İHD AYDIN ŞUBESİ; "TÜM İNSANLAR ONUR VE HAK'TA EŞİT"
Aydın Atatürk Kent Meydanında gerçekleşen basın açıklamasına CHP İl Başkanı Hikmet Saatçi'de katıldı.
Türkiye'nin uzun bir süredir Cumhuriyet tarihinin en ağır ekonomik krizini yaşadığını belirten İnsan Hakları Derneği Aydın Şube Başkanı Melek Demir; "Yıllardır
uygulanan borçlanmaya dayalı neoliberal ekonomi politikalarının, savaş ve çatışma harcamalarının sebep olduğu ekonomik kriz ve derin yoksullaşma, yurttaşların hem biyolojik hem de sosyal yaşamlarını sürdürülebilmelerini tümüyle imkansız kılan ağır insan hakları ihlalidir.
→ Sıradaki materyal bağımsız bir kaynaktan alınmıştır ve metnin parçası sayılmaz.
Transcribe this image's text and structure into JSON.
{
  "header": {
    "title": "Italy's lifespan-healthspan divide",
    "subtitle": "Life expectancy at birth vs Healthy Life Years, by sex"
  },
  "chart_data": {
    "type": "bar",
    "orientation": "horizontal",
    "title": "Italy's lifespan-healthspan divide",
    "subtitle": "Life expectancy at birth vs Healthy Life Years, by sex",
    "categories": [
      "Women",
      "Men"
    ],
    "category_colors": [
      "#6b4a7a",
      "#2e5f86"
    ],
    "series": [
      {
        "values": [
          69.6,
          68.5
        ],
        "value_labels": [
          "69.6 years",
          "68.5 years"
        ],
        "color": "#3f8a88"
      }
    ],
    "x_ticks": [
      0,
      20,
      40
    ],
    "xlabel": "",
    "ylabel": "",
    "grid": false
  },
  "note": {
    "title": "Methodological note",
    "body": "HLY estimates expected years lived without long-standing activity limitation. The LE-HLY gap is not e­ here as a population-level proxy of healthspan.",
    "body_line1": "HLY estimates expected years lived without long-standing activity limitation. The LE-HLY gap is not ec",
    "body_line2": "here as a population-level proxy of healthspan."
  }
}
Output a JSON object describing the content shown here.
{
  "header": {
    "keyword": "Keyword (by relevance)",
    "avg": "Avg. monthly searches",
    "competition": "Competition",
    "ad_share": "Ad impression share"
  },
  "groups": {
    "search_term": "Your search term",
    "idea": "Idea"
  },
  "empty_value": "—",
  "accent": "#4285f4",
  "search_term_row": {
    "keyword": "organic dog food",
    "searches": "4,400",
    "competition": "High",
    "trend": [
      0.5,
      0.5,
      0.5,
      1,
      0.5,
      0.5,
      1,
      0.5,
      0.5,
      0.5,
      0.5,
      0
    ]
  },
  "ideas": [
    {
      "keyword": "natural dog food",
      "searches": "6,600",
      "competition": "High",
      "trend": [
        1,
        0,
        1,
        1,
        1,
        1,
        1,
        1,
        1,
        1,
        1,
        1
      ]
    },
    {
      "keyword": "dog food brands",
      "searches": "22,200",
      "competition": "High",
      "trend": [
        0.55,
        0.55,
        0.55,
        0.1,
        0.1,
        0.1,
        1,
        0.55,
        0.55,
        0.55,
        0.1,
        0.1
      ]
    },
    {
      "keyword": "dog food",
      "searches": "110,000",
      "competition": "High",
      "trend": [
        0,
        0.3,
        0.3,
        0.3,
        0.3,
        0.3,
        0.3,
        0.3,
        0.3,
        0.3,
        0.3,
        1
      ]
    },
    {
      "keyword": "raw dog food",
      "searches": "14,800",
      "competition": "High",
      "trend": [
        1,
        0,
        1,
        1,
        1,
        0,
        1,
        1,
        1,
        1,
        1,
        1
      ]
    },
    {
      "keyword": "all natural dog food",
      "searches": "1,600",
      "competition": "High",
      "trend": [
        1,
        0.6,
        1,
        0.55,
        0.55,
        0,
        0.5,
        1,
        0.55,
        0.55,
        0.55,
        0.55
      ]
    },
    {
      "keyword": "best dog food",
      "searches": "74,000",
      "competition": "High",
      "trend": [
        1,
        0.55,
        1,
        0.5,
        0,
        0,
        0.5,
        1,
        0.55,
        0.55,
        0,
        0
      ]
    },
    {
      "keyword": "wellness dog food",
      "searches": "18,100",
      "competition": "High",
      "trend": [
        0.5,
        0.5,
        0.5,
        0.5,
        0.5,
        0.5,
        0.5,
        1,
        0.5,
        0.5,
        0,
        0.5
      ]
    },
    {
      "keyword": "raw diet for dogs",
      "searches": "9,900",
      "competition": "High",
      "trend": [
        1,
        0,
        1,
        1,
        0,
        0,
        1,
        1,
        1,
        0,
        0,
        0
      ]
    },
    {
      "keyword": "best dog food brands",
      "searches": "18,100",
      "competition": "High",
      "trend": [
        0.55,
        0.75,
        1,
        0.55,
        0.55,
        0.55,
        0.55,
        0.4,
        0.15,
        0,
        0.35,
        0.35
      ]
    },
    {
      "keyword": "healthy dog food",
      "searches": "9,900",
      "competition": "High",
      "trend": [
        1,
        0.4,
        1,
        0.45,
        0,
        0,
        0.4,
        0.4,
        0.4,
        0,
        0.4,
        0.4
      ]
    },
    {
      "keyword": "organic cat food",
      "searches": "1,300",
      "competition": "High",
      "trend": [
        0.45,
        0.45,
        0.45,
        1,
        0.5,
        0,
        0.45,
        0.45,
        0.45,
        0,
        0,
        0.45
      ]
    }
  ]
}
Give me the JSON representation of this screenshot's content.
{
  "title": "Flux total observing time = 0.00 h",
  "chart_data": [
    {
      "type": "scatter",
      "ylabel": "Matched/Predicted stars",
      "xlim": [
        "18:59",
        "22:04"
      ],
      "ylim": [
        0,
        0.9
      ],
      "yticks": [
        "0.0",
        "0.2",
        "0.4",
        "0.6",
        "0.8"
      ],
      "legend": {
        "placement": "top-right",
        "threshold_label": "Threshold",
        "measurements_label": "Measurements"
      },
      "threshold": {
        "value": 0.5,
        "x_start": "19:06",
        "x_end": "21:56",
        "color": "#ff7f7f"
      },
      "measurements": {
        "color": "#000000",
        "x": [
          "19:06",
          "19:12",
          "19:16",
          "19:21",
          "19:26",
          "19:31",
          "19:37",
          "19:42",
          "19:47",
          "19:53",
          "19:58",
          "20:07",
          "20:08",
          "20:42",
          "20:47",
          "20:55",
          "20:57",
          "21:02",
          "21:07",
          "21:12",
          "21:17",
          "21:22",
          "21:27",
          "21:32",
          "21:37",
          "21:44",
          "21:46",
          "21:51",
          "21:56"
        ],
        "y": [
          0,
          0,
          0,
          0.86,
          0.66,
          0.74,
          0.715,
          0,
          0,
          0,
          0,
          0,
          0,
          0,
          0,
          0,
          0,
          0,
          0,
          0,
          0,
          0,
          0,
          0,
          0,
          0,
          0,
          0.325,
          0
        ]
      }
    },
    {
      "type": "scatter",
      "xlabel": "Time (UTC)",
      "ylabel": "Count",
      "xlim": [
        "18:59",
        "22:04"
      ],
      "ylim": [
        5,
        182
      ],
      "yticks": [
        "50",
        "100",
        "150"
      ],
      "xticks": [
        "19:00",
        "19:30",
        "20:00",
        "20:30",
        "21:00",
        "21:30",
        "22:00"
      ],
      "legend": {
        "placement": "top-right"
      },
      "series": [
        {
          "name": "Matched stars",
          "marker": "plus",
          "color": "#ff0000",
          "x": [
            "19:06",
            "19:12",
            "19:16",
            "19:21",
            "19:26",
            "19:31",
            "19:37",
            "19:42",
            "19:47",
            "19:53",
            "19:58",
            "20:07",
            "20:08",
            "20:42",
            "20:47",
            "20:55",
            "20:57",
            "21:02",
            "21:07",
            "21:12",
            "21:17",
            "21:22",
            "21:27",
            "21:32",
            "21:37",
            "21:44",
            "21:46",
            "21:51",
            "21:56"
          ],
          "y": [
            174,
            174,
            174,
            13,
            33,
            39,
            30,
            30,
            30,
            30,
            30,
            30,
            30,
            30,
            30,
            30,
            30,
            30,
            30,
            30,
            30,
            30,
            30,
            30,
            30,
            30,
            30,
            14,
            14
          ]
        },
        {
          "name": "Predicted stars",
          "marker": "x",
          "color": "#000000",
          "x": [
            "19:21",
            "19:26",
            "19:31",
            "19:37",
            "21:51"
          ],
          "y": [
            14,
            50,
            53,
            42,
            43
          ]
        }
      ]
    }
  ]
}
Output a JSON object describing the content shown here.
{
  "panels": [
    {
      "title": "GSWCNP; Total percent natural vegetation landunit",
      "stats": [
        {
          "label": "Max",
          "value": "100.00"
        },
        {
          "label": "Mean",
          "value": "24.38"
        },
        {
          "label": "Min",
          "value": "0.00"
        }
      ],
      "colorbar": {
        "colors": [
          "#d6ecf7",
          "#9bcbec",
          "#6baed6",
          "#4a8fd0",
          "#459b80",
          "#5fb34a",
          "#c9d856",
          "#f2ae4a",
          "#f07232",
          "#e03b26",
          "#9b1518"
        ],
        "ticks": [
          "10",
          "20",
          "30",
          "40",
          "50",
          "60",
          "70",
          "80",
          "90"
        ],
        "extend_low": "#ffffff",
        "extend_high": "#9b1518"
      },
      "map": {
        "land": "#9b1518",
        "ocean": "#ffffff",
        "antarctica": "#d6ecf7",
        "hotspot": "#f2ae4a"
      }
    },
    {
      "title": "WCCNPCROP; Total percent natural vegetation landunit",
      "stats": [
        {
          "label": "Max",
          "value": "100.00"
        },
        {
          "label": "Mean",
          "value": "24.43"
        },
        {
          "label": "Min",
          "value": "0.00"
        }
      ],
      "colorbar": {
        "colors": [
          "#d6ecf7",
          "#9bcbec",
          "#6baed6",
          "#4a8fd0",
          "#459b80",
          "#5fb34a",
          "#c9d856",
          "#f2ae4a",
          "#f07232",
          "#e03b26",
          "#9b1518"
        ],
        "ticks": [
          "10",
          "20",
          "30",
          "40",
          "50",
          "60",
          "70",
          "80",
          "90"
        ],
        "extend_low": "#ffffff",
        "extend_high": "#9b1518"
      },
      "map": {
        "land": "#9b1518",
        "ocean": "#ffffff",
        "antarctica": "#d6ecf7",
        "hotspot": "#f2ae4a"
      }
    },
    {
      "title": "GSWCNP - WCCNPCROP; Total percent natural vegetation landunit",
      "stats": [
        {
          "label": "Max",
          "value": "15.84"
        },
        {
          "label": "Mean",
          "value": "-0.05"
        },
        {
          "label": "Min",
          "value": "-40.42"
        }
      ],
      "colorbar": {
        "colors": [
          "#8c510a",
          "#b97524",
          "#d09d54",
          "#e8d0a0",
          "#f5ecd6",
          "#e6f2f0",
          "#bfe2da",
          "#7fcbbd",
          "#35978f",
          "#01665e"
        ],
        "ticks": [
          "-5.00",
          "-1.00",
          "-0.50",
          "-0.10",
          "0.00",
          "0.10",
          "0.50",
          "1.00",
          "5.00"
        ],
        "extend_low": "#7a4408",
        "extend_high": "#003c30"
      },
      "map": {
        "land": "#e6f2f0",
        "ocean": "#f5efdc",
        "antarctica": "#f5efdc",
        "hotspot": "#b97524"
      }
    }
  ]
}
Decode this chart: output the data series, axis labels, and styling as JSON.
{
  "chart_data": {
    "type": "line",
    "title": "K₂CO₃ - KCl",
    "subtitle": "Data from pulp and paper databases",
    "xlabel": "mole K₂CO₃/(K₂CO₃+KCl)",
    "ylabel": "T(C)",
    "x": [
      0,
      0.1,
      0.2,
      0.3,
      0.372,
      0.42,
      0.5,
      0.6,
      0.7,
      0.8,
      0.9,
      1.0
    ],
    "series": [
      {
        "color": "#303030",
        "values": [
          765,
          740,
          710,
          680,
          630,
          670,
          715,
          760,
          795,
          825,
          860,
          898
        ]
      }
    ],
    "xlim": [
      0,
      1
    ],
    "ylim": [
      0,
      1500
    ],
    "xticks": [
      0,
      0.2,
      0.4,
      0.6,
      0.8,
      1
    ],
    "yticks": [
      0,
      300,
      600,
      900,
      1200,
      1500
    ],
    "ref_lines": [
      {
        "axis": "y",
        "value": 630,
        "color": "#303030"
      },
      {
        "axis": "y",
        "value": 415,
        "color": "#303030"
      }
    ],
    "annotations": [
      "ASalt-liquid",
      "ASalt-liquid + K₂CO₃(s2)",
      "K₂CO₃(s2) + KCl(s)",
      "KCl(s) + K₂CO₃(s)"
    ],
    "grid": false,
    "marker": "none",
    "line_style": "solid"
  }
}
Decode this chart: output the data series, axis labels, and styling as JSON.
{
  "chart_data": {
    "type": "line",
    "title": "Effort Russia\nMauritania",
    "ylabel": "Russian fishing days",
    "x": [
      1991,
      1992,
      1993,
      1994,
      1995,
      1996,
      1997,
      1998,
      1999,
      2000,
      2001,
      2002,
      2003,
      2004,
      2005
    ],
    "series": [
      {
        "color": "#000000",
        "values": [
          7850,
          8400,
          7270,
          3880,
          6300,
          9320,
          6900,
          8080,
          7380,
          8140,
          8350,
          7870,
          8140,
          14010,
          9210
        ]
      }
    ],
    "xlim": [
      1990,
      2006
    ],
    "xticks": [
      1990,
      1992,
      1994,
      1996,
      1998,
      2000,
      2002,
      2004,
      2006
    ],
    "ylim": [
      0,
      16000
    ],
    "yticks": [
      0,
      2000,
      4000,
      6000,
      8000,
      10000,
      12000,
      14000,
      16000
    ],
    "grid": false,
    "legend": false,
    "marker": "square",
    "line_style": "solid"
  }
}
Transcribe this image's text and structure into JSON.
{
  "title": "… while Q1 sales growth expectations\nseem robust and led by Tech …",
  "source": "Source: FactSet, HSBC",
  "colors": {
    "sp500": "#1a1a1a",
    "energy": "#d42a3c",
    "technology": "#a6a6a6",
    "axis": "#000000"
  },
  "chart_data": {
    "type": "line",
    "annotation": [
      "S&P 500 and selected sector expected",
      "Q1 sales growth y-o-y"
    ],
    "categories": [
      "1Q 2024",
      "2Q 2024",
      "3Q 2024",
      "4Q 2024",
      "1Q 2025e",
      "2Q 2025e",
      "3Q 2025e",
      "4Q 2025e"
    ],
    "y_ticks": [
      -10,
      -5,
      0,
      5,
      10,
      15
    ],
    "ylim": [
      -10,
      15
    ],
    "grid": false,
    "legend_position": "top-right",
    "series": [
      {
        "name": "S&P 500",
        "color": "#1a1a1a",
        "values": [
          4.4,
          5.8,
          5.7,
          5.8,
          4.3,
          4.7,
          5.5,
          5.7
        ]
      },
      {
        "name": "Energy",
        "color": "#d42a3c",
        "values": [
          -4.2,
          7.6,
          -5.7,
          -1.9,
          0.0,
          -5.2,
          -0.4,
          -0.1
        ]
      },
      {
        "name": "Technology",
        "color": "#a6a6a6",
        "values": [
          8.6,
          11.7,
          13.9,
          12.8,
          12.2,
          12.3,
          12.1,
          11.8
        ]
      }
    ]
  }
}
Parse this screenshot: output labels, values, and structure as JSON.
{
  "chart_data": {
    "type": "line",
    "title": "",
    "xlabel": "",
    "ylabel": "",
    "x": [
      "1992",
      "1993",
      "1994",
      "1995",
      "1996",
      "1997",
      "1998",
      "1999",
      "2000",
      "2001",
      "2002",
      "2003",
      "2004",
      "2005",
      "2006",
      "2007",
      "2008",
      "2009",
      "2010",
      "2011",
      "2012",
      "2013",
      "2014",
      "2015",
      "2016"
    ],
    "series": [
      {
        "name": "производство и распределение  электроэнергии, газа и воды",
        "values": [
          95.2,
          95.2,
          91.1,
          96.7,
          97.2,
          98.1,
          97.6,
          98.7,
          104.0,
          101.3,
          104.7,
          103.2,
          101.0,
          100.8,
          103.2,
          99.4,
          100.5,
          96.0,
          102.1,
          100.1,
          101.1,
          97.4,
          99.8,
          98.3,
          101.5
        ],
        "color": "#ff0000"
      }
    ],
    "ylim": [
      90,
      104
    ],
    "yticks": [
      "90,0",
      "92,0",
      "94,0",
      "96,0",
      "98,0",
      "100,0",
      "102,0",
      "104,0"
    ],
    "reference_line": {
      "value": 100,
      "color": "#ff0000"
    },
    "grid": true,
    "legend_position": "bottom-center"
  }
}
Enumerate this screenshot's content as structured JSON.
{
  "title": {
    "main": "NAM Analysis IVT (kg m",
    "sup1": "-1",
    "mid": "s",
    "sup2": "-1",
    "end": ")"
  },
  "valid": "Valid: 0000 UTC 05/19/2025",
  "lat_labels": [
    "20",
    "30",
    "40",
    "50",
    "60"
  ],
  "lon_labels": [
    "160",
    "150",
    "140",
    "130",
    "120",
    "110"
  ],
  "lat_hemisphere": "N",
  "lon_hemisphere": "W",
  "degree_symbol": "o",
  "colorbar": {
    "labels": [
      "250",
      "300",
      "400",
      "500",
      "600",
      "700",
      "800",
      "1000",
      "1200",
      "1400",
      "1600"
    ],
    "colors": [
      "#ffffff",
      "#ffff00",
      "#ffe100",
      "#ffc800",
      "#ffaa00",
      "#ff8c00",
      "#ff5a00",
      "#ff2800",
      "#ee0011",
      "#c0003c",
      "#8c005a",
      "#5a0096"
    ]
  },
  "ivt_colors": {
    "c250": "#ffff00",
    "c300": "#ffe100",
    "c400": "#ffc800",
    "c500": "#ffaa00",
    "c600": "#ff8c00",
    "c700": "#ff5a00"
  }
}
Hayat pahalılığı, işsizlik, yoksulluk, güvencesizlesme ve örgütsüzleşme en çok kadınları, çocukları, mültecileri/sığınmacıları vurmaktadır. Bu koşullarda işçi ve emekçilerin kıdem tazminatı gibi
kazanılmış haklarına dokunulmamalı, enflasyon rakamları manipüle edilmemeli ve iş cinayetleri önenmelidir. işçi ve emekçilerin hak arama eylemleri yasaklanmamalı, sendikalaşma, grev ve toplu eylem hakkı güvenceye alınmalıdır.
Hep vurguladığımız gibi, var oluş nedenleri hak ihlallerinin son bulduğu adalet, barış ve demokrasinin tesis edildiği bir ülke ve dünyaya ulaşmak olan bizler, dün olduğu gibi bundan sonra da tüm zorluklara karşın ihlalleri belgeleyip, raporlayarak görünür kılmaya, böylelikle önlemeye, cezasızlıkla mücadele etmeye ve insan haklarının kurucu değerlerine kararlılıkla sahip
çıkmaya devam edeceğiz" dedi.
"2024 YILINDA YAŞAM HAKLARI İHLALİ YOĞUN OLARAK YAŞANMIŞTIR"
Yakın tarihin en utanç verici insan hakları ihllalerinden birinin OHAL olduğunu dile getiren Şube Başkanı Demir; "Yakın tarihimizin en utanç verici insan hakları ihlallerinden biri olan insanlığa karşı suç
niteliğindeki zorla kaçırma/kaybetme vakalarının OHAL'in ilan edildiği 2016 yılından bu yana yeniden yaşanmaya başlaması son derece endişe vericidir. Devletlerin insan haklarına yönelik saygısının dolayımsız göstergesi olan hapishaneler, bugün Türkiye"de siyasal iktidarın hukuku bir baskı ve sindirme aracı olarak kullanmasının sonucunda tıka
basa dolu durumdadır. Yaşam hakkı ihlalinden işkenceye, sağlık HAKKINA erişime kadar ağır ve ciddi ihlallerinin yaşandığı yerlerdir. Siyasal iktidarın, demokratik toplumun can damarlarından birini oluşturan düşünce ve ifade
özgürlüğüne yönelik kısıtlamaları, özellikle de basın ve insan hakları savunucuları üzerindeki kaygı verici boyutta artan baskı ve kontrolü 2024 yilinda da sürmüştür. Mevzuatta ifade özürlüğünün
kullanımı önünde engel oluşturan 15'ten fazla düzenleme bulunurken kamuoyunda "Etki Ajanlığı Yasası" olarak bilinen yeni bir düzenlemenin gündeme getirilmesi hiç bir şekilde kabul edilemezdir. Böyle bir düzelenmenin yapilması halinde bu, hakkın özünü ortadan kaldıracak ve ifade özgürlüğünü tümüyle kullanılmaz hale getirecektir" diye konuştu.